How Appealing



Thursday, September 8, 2016

Programming note: I will be traveling during the day Friday to Albuquerque, New Mexico. As a result, additional posts will not appear here until Friday night.

In the interim, as is often the case while I am traveling, additional appellate-related retweets will appear on this blog’s Twitter feed.

Posted at 11:28 PM by Howard Bashman



“E&Y asks for SCOTUS review of employee class waivers, days after Epic petition”: Alison Frankel’s “On the Case” from Thomson Reuters News & Insight has this post today.

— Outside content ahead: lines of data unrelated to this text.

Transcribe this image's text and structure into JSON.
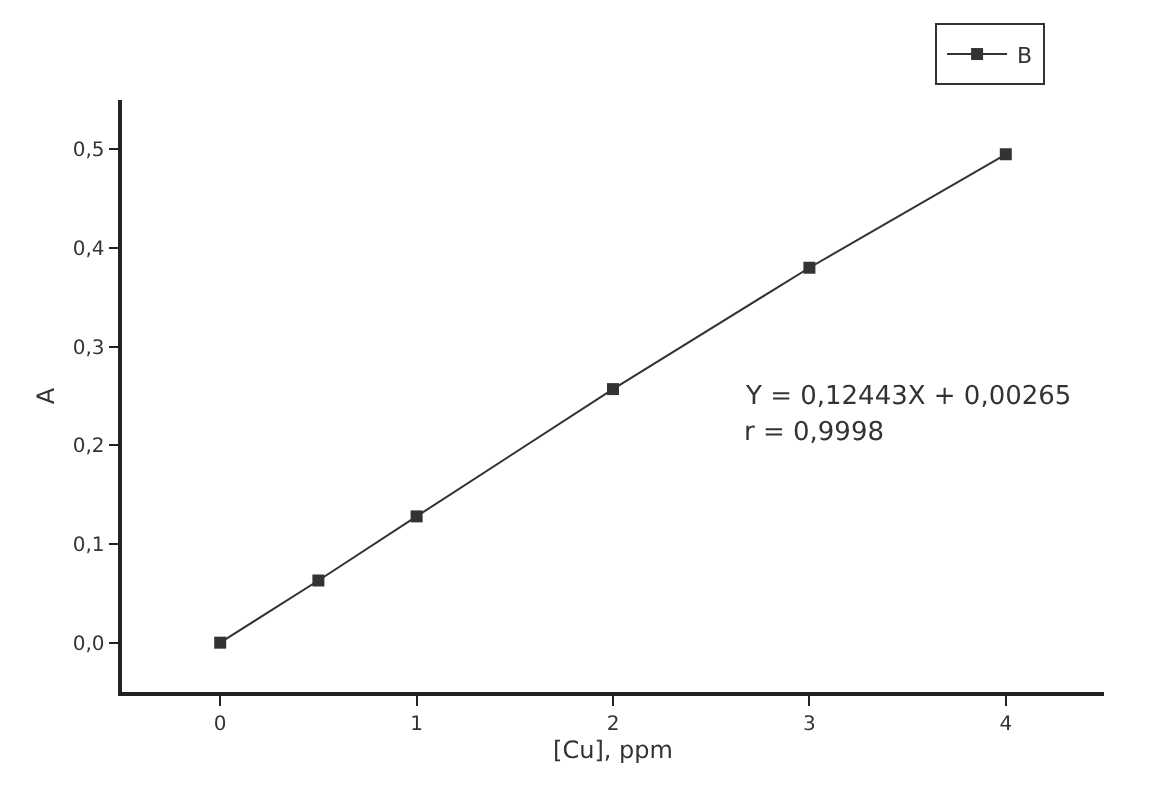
{
  "chart_data": {
    "type": "line",
    "xlabel": "[Cu], ppm",
    "ylabel": "A",
    "x": [
      0,
      0.5,
      1,
      2,
      3,
      4
    ],
    "series": [
      {
        "name": "B",
        "color": "#333333",
        "values": [
          0,
          0.063,
          0.128,
          0.257,
          0.38,
          0.495
        ]
      }
    ],
    "xlim": [
      -0.5,
      4.5
    ],
    "xticks": [
      0,
      1,
      2,
      3,
      4
    ],
    "ylim": [
      -0.05,
      0.55
    ],
    "yticks": [
      {
        "value": 0,
        "label": "0,0"
      },
      {
        "value": 0.1,
        "label": "0,1"
      },
      {
        "value": 0.2,
        "label": "0,2"
      },
      {
        "value": 0.3,
        "label": "0,3"
      },
      {
        "value": 0.4,
        "label": "0,4"
      },
      {
        "value": 0.5,
        "label": "0,5"
      }
    ],
    "annotations": [
      "Y = 0,12443X + 0,00265",
      "r = 0,9998"
    ],
    "marker": "square",
    "line_style": "solid",
    "legend": "top right",
    "grid": false
  }
}
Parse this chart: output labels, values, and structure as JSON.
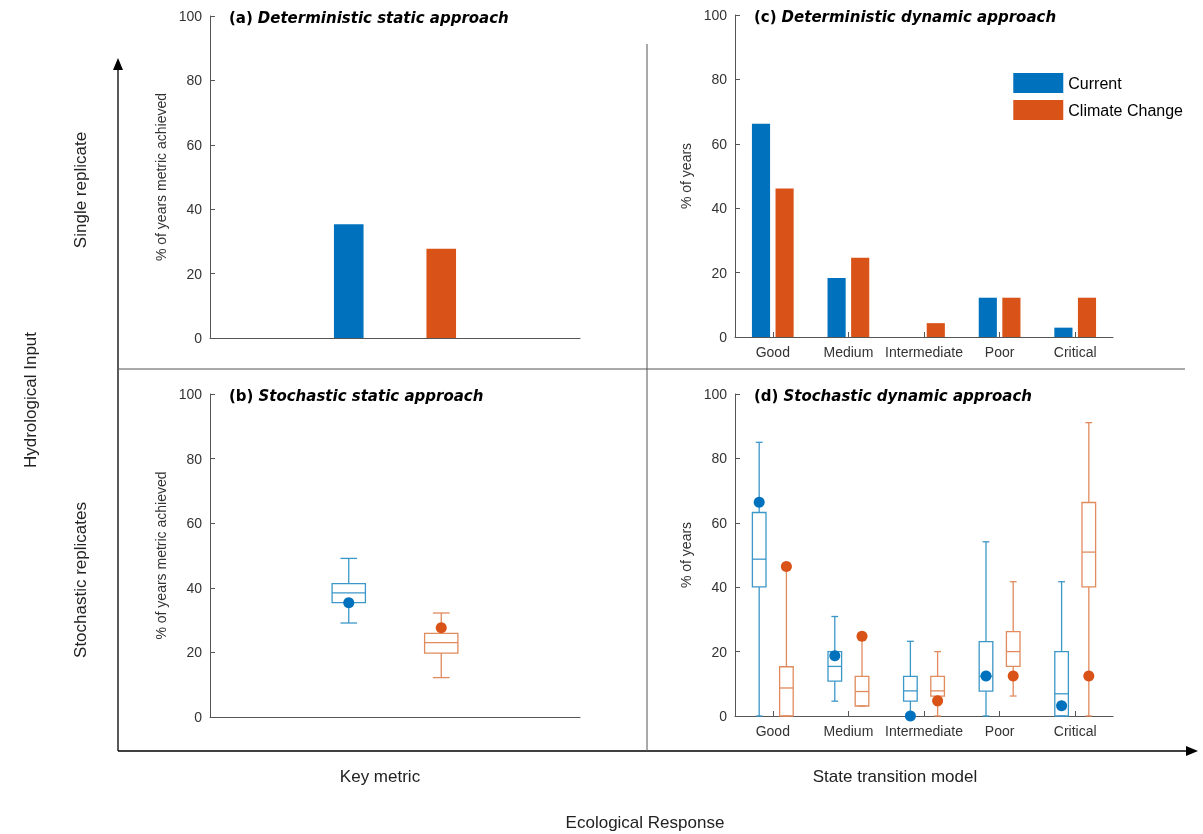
{
  "chart_data": [
    {
      "type": "bar",
      "title": "(a) Deterministic static approach",
      "ylabel": "% of years metric achieved",
      "categories": [
        null,
        null,
        null,
        null
      ],
      "values": [
        null,
        35.3,
        27.7,
        null
      ],
      "colors": [
        null,
        "#0072bd",
        "#d95319",
        null
      ],
      "ylim": [
        0,
        100
      ],
      "yticks": [
        0,
        20,
        40,
        60,
        80,
        100
      ],
      "grid": false
    },
    {
      "type": "bar",
      "title": "(c) Deterministic dynamic approach",
      "ylabel": "% of years",
      "categories": [
        "Good",
        "Medium",
        "Intermediate",
        "Poor",
        "Critical"
      ],
      "series": [
        {
          "name": "Current",
          "color": "#0072bd",
          "values": [
            66.2,
            18.3,
            0,
            12.2,
            2.9
          ]
        },
        {
          "name": "Climate Change",
          "color": "#d95319",
          "values": [
            46.1,
            24.6,
            4.3,
            12.2,
            12.2
          ]
        }
      ],
      "ylim": [
        0,
        100
      ],
      "yticks": [
        0,
        20,
        40,
        60,
        80,
        100
      ],
      "grid": false,
      "legend": "top right"
    },
    {
      "type": "box",
      "title": "(b) Stochastic static approach",
      "ylabel": "% of years metric achieved",
      "categories": [
        null,
        null,
        null,
        null
      ],
      "series": [
        {
          "color": "#3c97c9",
          "boxes": [
            null,
            {
              "low": 29.1,
              "q1": 35.4,
              "median": 38.4,
              "q3": 41.3,
              "high": 49.1
            },
            null,
            null
          ]
        },
        {
          "color": "#e08a5e",
          "boxes": [
            null,
            null,
            {
              "low": 12.2,
              "q1": 19.8,
              "median": 23.0,
              "q3": 25.9,
              "high": 32.2
            },
            null
          ]
        },
        {
          "type": "scatter",
          "color": "#0072bd",
          "values": [
            null,
            35.4,
            null,
            null
          ]
        },
        {
          "type": "scatter",
          "color": "#d95319",
          "values": [
            null,
            null,
            27.6,
            null
          ]
        }
      ],
      "ylim": [
        0,
        100
      ],
      "yticks": [
        0,
        20,
        40,
        60,
        80,
        100
      ],
      "grid": false,
      "marker": "circle"
    },
    {
      "type": "box",
      "title": "(d) Stochastic dynamic approach",
      "ylabel": "% of years",
      "categories": [
        "Good",
        "Medium",
        "Intermediate",
        "Poor",
        "Critical"
      ],
      "series": [
        {
          "color": "#3c97c9",
          "boxes": [
            {
              "low": 0,
              "q1": 40.1,
              "median": 48.7,
              "q3": 63.2,
              "high": 85.0
            },
            {
              "low": 4.6,
              "q1": 10.8,
              "median": 15.4,
              "q3": 20.0,
              "high": 30.9
            },
            {
              "low": 0,
              "q1": 4.6,
              "median": 7.8,
              "q3": 12.3,
              "high": 23.2
            },
            {
              "low": 0,
              "q1": 7.7,
              "median": 12.3,
              "q3": 23.1,
              "high": 54.1
            },
            {
              "low": 0,
              "q1": 0,
              "median": 6.9,
              "q3": 20.0,
              "high": 41.7
            }
          ]
        },
        {
          "color": "#e08a5e",
          "boxes": [
            {
              "low": 0,
              "q1": 0,
              "median": 8.7,
              "q3": 15.3,
              "high": 46.4
            },
            {
              "low": 3.1,
              "q1": 3.1,
              "median": 7.6,
              "q3": 12.3,
              "high": 24.8
            },
            {
              "low": 0,
              "q1": 6.2,
              "median": 7.8,
              "q3": 12.3,
              "high": 20.0
            },
            {
              "low": 6.2,
              "q1": 15.4,
              "median": 20.0,
              "q3": 26.2,
              "high": 41.7
            },
            {
              "low": 0,
              "q1": 40.1,
              "median": 50.9,
              "q3": 66.3,
              "high": 91.1
            }
          ]
        },
        {
          "type": "scatter",
          "color": "#0072bd",
          "values": [
            66.4,
            18.7,
            0,
            12.4,
            3.2
          ]
        },
        {
          "type": "scatter",
          "color": "#d95319",
          "values": [
            46.4,
            24.8,
            4.7,
            12.4,
            12.4
          ]
        }
      ],
      "ylim": [
        0,
        100
      ],
      "yticks": [
        0,
        20,
        40,
        60,
        80,
        100
      ],
      "grid": false,
      "marker": "circle"
    },
    {
      "type": "other",
      "annotations": [
        "Hydrological Input",
        "Single replicate",
        "Stochastic replicates",
        "Key metric",
        "State transition model",
        "Ecological Response"
      ]
    }
  ]
}
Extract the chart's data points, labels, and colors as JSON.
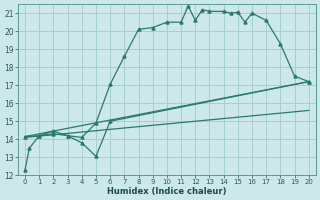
{
  "xlabel": "Humidex (Indice chaleur)",
  "xlim": [
    -0.5,
    20.5
  ],
  "ylim": [
    12,
    21.5
  ],
  "xticks": [
    0,
    1,
    2,
    3,
    4,
    5,
    6,
    7,
    8,
    9,
    10,
    11,
    12,
    13,
    14,
    15,
    16,
    17,
    18,
    19,
    20
  ],
  "yticks": [
    12,
    13,
    14,
    15,
    16,
    17,
    18,
    19,
    20,
    21
  ],
  "bg_color": "#cce8e8",
  "grid_color": "#a8cece",
  "line_color": "#2a7a6a",
  "series1_x": [
    0,
    0.3,
    1,
    2,
    3,
    4,
    5,
    6,
    7,
    8,
    9,
    10,
    11,
    11.5,
    12,
    12.5,
    13,
    14,
    14.5,
    15,
    15.5,
    16,
    17,
    18,
    19,
    20
  ],
  "series1_y": [
    12.3,
    13.5,
    14.2,
    14.3,
    14.2,
    14.1,
    14.9,
    17.05,
    18.6,
    20.1,
    20.2,
    20.5,
    20.5,
    21.4,
    20.6,
    21.2,
    21.1,
    21.1,
    21.0,
    21.05,
    20.5,
    21.0,
    20.6,
    19.3,
    17.5,
    17.2
  ],
  "series2_x": [
    0,
    1,
    2,
    3,
    4,
    5,
    6,
    20
  ],
  "series2_y": [
    14.15,
    14.2,
    14.45,
    14.2,
    13.8,
    13.05,
    15.0,
    17.2
  ],
  "series3_x": [
    0,
    20
  ],
  "series3_y": [
    14.1,
    15.6
  ],
  "series4_x": [
    0,
    20
  ],
  "series4_y": [
    14.15,
    17.2
  ]
}
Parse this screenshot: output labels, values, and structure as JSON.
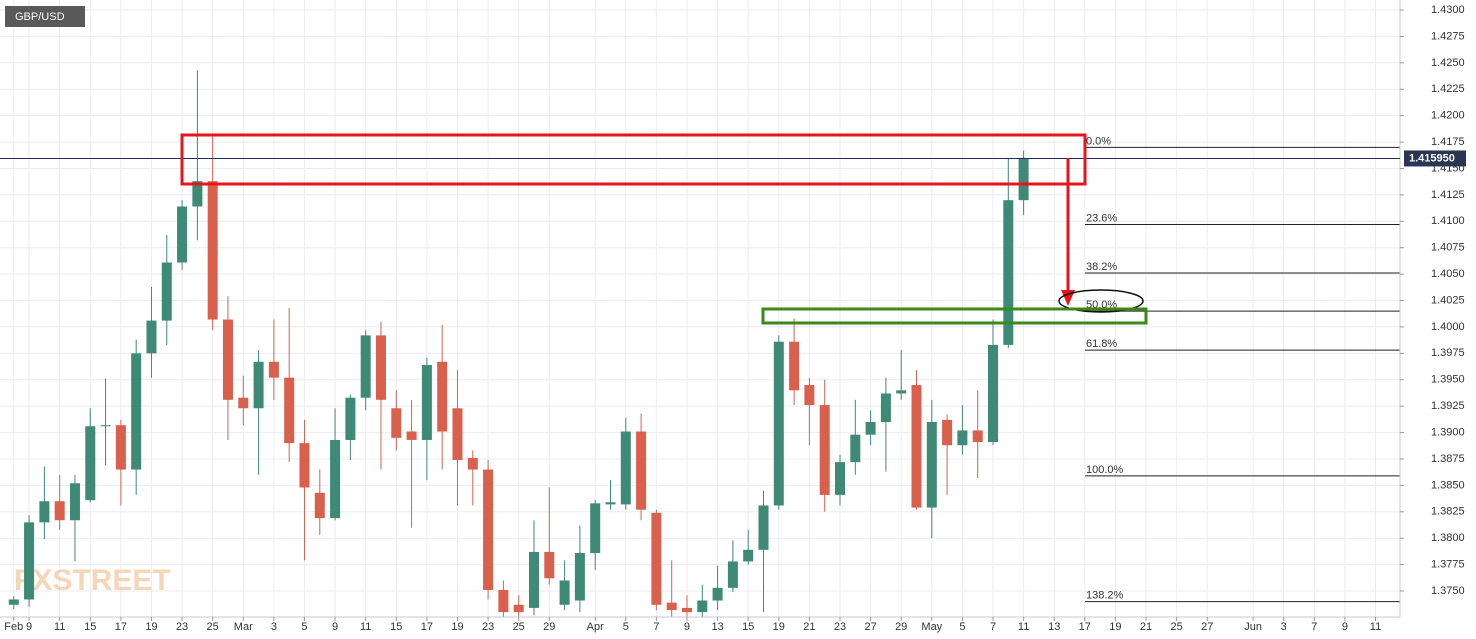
{
  "chart_data": {
    "type": "candlestick",
    "title": "GBP/USD",
    "watermark": "FXSTREET",
    "up_color": "#3e8a77",
    "down_color": "#d9604c",
    "xlim": [
      -0.9,
      90.6
    ],
    "ylim": [
      1.37254,
      1.43095
    ],
    "grid": true,
    "xticks": [
      {
        "value": 0,
        "label": "Feb"
      },
      {
        "value": 1,
        "label": "9"
      },
      {
        "value": 3,
        "label": "11"
      },
      {
        "value": 5,
        "label": "15"
      },
      {
        "value": 7,
        "label": "17"
      },
      {
        "value": 9,
        "label": "19"
      },
      {
        "value": 11,
        "label": "23"
      },
      {
        "value": 13,
        "label": "25"
      },
      {
        "value": 15,
        "label": "Mar"
      },
      {
        "value": 17,
        "label": "3"
      },
      {
        "value": 19,
        "label": "5"
      },
      {
        "value": 21,
        "label": "9"
      },
      {
        "value": 23,
        "label": "11"
      },
      {
        "value": 25,
        "label": "15"
      },
      {
        "value": 27,
        "label": "17"
      },
      {
        "value": 29,
        "label": "19"
      },
      {
        "value": 31,
        "label": "23"
      },
      {
        "value": 33,
        "label": "25"
      },
      {
        "value": 35,
        "label": "29"
      },
      {
        "value": 38,
        "label": "Apr"
      },
      {
        "value": 40,
        "label": "5"
      },
      {
        "value": 42,
        "label": "7"
      },
      {
        "value": 44,
        "label": "9"
      },
      {
        "value": 46,
        "label": "13"
      },
      {
        "value": 48,
        "label": "15"
      },
      {
        "value": 50,
        "label": "19"
      },
      {
        "value": 52,
        "label": "21"
      },
      {
        "value": 54,
        "label": "23"
      },
      {
        "value": 56,
        "label": "27"
      },
      {
        "value": 58,
        "label": "29"
      },
      {
        "value": 60,
        "label": "May"
      },
      {
        "value": 62,
        "label": "5"
      },
      {
        "value": 64,
        "label": "7"
      },
      {
        "value": 66,
        "label": "11"
      },
      {
        "value": 68,
        "label": "13"
      },
      {
        "value": 70,
        "label": "17"
      },
      {
        "value": 72,
        "label": "19"
      },
      {
        "value": 74,
        "label": "21"
      },
      {
        "value": 76,
        "label": "25"
      },
      {
        "value": 78,
        "label": "27"
      },
      {
        "value": 81,
        "label": "Jun"
      },
      {
        "value": 83,
        "label": "3"
      },
      {
        "value": 85,
        "label": "7"
      },
      {
        "value": 87,
        "label": "9"
      },
      {
        "value": 89,
        "label": "11"
      }
    ],
    "yticks": [
      {
        "value": 1.43,
        "label": "1.4300"
      },
      {
        "value": 1.4275,
        "label": "1.4275"
      },
      {
        "value": 1.425,
        "label": "1.4250"
      },
      {
        "value": 1.4225,
        "label": "1.4225"
      },
      {
        "value": 1.42,
        "label": "1.4200"
      },
      {
        "value": 1.4175,
        "label": "1.4175"
      },
      {
        "value": 1.415,
        "label": "1.4150"
      },
      {
        "value": 1.4125,
        "label": "1.4125"
      },
      {
        "value": 1.41,
        "label": "1.4100"
      },
      {
        "value": 1.4075,
        "label": "1.4075"
      },
      {
        "value": 1.405,
        "label": "1.4050"
      },
      {
        "value": 1.4025,
        "label": "1.4025"
      },
      {
        "value": 1.4,
        "label": "1.4000"
      },
      {
        "value": 1.3975,
        "label": "1.3975"
      },
      {
        "value": 1.395,
        "label": "1.3950"
      },
      {
        "value": 1.3925,
        "label": "1.3925"
      },
      {
        "value": 1.39,
        "label": "1.3900"
      },
      {
        "value": 1.3875,
        "label": "1.3875"
      },
      {
        "value": 1.385,
        "label": "1.3850"
      },
      {
        "value": 1.3825,
        "label": "1.3825"
      },
      {
        "value": 1.38,
        "label": "1.3800"
      },
      {
        "value": 1.3775,
        "label": "1.3775"
      },
      {
        "value": 1.375,
        "label": "1.3750"
      }
    ],
    "open": [
      1.3737,
      1.3742,
      1.3815,
      1.3835,
      1.3817,
      1.3836,
      1.3906,
      1.3907,
      1.3865,
      1.3975,
      1.4006,
      1.4061,
      1.4114,
      1.4138,
      1.4007,
      1.3933,
      1.3923,
      1.3967,
      1.3952,
      1.389,
      1.3843,
      1.3819,
      1.3893,
      1.3933,
      1.3992,
      1.3923,
      1.3901,
      1.3893,
      1.3967,
      1.3923,
      1.3876,
      1.3865,
      1.3751,
      1.3737,
      1.3734,
      1.3787,
      1.3737,
      1.3741,
      1.3786,
      1.3832,
      1.3832,
      1.3901,
      1.3824,
      1.3739,
      1.3734,
      1.373,
      1.3741,
      1.3753,
      1.3778,
      1.3789,
      1.3831,
      1.3986,
      1.3945,
      1.3926,
      1.3841,
      1.3872,
      1.3898,
      1.391,
      1.3937,
      1.3945,
      1.3829,
      1.3912,
      1.3888,
      1.3902,
      1.3891,
      1.3983,
      1.412
    ],
    "high": [
      1.3745,
      1.3822,
      1.3868,
      1.386,
      1.386,
      1.3923,
      1.3951,
      1.3912,
      1.3988,
      1.4038,
      1.4087,
      1.412,
      1.4243,
      1.4182,
      1.4029,
      1.3954,
      1.3978,
      1.4007,
      1.4018,
      1.3912,
      1.3865,
      1.3923,
      1.3936,
      1.3997,
      1.4005,
      1.394,
      1.3931,
      1.3971,
      1.4002,
      1.3959,
      1.3883,
      1.3874,
      1.376,
      1.3746,
      1.3817,
      1.3848,
      1.3779,
      1.3812,
      1.3836,
      1.3855,
      1.3914,
      1.3918,
      1.3827,
      1.3779,
      1.3746,
      1.3756,
      1.3774,
      1.3798,
      1.3808,
      1.3845,
      1.3992,
      1.4008,
      1.3952,
      1.395,
      1.3879,
      1.3931,
      1.3921,
      1.3952,
      1.3978,
      1.3959,
      1.3931,
      1.3917,
      1.3926,
      1.394,
      1.4007,
      1.416,
      1.4167
    ],
    "low": [
      1.3733,
      1.3735,
      1.3799,
      1.3808,
      1.3778,
      1.3834,
      1.3869,
      1.3831,
      1.3841,
      1.3952,
      1.3983,
      1.4054,
      1.4082,
      1.3997,
      1.3893,
      1.3907,
      1.386,
      1.3931,
      1.3872,
      1.3779,
      1.3803,
      1.3817,
      1.3874,
      1.3921,
      1.3865,
      1.3883,
      1.381,
      1.3855,
      1.3865,
      1.3831,
      1.3831,
      1.3742,
      1.3718,
      1.3718,
      1.3727,
      1.3756,
      1.3732,
      1.373,
      1.377,
      1.3827,
      1.3827,
      1.3817,
      1.3732,
      1.3723,
      1.3718,
      1.3723,
      1.3732,
      1.3749,
      1.3775,
      1.373,
      1.3827,
      1.3926,
      1.3888,
      1.3825,
      1.3831,
      1.386,
      1.3888,
      1.3863,
      1.3931,
      1.3827,
      1.38,
      1.3841,
      1.3879,
      1.3857,
      1.3888,
      1.398,
      1.4106
    ],
    "close": [
      1.3742,
      1.3815,
      1.3835,
      1.3817,
      1.3852,
      1.3906,
      1.3907,
      1.3865,
      1.3975,
      1.4006,
      1.4061,
      1.4114,
      1.4138,
      1.4007,
      1.3931,
      1.3923,
      1.3967,
      1.3952,
      1.389,
      1.3848,
      1.3819,
      1.3893,
      1.3933,
      1.3992,
      1.3931,
      1.3895,
      1.3893,
      1.3964,
      1.3901,
      1.3874,
      1.3865,
      1.3751,
      1.373,
      1.373,
      1.3787,
      1.3762,
      1.376,
      1.3786,
      1.3833,
      1.3834,
      1.3901,
      1.3827,
      1.3737,
      1.3732,
      1.373,
      1.3741,
      1.3753,
      1.3778,
      1.3789,
      1.3831,
      1.3986,
      1.394,
      1.3926,
      1.3841,
      1.3872,
      1.3898,
      1.391,
      1.3937,
      1.394,
      1.3829,
      1.391,
      1.3888,
      1.3902,
      1.3891,
      1.3983,
      1.412,
      1.416
    ],
    "last_price": {
      "value": 1.41595,
      "label": "1.415950"
    },
    "fib_levels": [
      {
        "label": "0.0%",
        "price": 1.417
      },
      {
        "label": "23.6%",
        "price": 1.4097
      },
      {
        "label": "38.2%",
        "price": 1.4051
      },
      {
        "label": "50.0%",
        "price": 1.4015
      },
      {
        "label": "61.8%",
        "price": 1.3978
      },
      {
        "label": "100.0%",
        "price": 1.3859
      },
      {
        "label": "138.2%",
        "price": 1.374
      }
    ]
  }
}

Posted at 10:40 PM by Howard Bashman



“Constitution Check: Do online publishers have a right to gather news?” Lyle Denniston has this post today at the “Constitution Daily” blog of the National Constitution Center.

Posted at 3:25 PM by Howard Bashman



“Why is Judicial Biography So Hard To Write?” At the “Notice & Comment” blog of the Yale Journal on Regulation, Peter Conti-Brown has a post that begins, “I don’t envy the reading load that William Domnarski undertook on his way to writing his biography of Richard Posner.”

Posted at 3:22 PM by Howard Bashman



“How One of DC’s Most Powerful Judges Got Accused of Rape: Richard Roberts was the star prosecutor who helped lock up Marion Barry, then became DC’s chief federal judge; Now comes the revelation that Roberts slept with a 16-year-old witness in a career-making case 35 years ago; As his accuser doubles down, and an ethics probe plods on, here’s a look at how Roberts rose to the top in spite of his past.” Marisa M. Kashino of Washingtonian magazine has this article.

Posted at 1:45 PM by Howard Bashman



“Ginsburg suggests Senate should act on Garland nomination, but says it cannot be forced to”: Robert Barnes of The Washington Post has this report.

Posted at 8:00 AM by Howard Bashman



“Should ex-Philly cop suspected of sharing child porn be forced to divulge computer passwords?” In today’s edition of The Philadelphia Inquirer, Chris Palmer has a front page article that begins, “If police think someone has child pornography on his computer, should investigators be able to force him to provide his passwords — or would that violate his constitutional right against self-incrimination? That issue was at the heart of an appellate hearing Wednesday in federal court in Philadelphia in the case of Francis Rawls, a former Philadelphia police sergeant, who has not been charged with a crime but who has been in custody for nearly a year in contempt of court for failing to unlock his encrypted electronic devices.”

Once the U.S. Court of Appeals for the Third Circuit posts online the audio of yesterday’s oral argument, I will link to it.

Update: You can access the audio of yesterday’s Third Circuit oral argument via this link (24.2 MB mp3 audio file).